Again. I have to say that patience is the virtue that I have the hardest time keeping a big enough supply of around here. For some reason, it's like...well, what's the ingredient that I'm most likely to be out of when I go to make a recipe? Something perishable, like cilantro. Come to think of it, that's a great analogy, because once you put cilantro in a bag in the fridge, it's good for about 2 days. Then it starts to stink and exude brown stuff. Yuck.

And it's an even better analogy because, good heavens, that stuff makes so many things so much better! Like patience. Hmm. I have to say, I love cilantro. It's difficult for me to understand those who don't like it -- and if someone doesn't like cilantro, often they really don't like it.

But I digress.
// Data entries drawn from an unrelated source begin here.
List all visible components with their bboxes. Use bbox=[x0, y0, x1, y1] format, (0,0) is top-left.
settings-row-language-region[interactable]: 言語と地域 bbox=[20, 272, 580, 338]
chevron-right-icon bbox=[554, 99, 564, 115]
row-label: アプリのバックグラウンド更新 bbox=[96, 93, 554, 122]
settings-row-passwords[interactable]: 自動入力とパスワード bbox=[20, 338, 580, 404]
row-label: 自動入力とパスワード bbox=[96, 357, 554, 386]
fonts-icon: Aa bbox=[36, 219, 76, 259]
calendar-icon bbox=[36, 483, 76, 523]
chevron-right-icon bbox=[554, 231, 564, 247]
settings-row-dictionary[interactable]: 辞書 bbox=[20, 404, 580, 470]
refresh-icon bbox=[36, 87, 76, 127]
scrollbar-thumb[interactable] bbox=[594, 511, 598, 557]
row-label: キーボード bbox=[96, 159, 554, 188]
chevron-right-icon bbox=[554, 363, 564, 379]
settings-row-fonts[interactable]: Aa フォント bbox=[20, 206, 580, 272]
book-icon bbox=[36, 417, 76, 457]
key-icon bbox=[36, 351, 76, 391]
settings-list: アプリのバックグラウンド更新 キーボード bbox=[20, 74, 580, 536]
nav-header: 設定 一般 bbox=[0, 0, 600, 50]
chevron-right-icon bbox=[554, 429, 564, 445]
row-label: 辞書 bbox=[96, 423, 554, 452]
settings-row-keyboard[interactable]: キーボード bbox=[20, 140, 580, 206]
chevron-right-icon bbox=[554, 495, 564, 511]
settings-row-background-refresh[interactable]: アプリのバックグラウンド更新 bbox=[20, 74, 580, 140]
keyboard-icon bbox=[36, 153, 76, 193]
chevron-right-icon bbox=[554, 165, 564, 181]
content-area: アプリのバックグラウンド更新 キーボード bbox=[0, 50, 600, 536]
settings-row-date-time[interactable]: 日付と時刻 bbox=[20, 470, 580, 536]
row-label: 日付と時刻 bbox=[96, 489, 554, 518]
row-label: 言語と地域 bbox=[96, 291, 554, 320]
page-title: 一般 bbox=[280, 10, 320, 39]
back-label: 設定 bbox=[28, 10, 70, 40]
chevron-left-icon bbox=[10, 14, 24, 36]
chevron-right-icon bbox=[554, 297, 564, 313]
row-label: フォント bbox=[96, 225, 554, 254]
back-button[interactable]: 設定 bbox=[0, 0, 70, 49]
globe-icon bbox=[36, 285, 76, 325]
Cilantro is also pretty easy to grow oneself. I have grown quite a bit this season, and it's so rewarding. I just went out back and clipped a bit here for guacamole, a bit here for salsa, a bit here for salad. MMM. This way, too, I didn't have brown-goo syndrome in my refrigerator, which is terribly sad. Why DO they sell so much at one go? Does anyone really use that much cilantro before it goes bad?

This is another thing about patience: it's much better to grow your own than to try to count on an emergency prayer here or there in order to get it...you may just find brown goo instead. I often seem to. So I should learn a lesson from my cilantro: work on growing (with God' help, of course) a good supply of my very own patience, to be used when necessary. It definitely makes most things better.

Some of my cilantro has now gone to seed, and I'm looking forward to collecting those seeds to keep growing my own cilantro. Another good lesson: let your patience grow so much that it creates flowers and then seeds. This way, you have a stash of mature patience, you can use the seeds to grow more, and you can -- with proper tending -- use your store of patience to create (with God's help, of course) more of the patience that you need.

I have two cilantro plants that I haven't planted in the garden yet. They're not terribly robust and need LOTS of watering, since it's the heat of the summer and they're in tiny little pots on the deck. Again, another good lesson about patience -- or really any virtue: connect this virtue with the rest of your spiritual life so that it gets lots of nutrients from your regular (hopefully) sacramental life. Don't consider an outsider, adopt it into yourself and try to make it a part of you.

There, I'm convinced. Cilantro is one of the best herbs -- tasty and instructive!

So the next time I'm tempted to yell at my daughter for behaving like a baby (okay, she's only 3!) and making me late...for Mass (yes, always good to preface an attempt to get to daily Mass with lots of yelling; you'll feel especially foolish when you get to the church and discover that there isn't Mass today. Just saying.)...I'll remember the lessons of cilantro.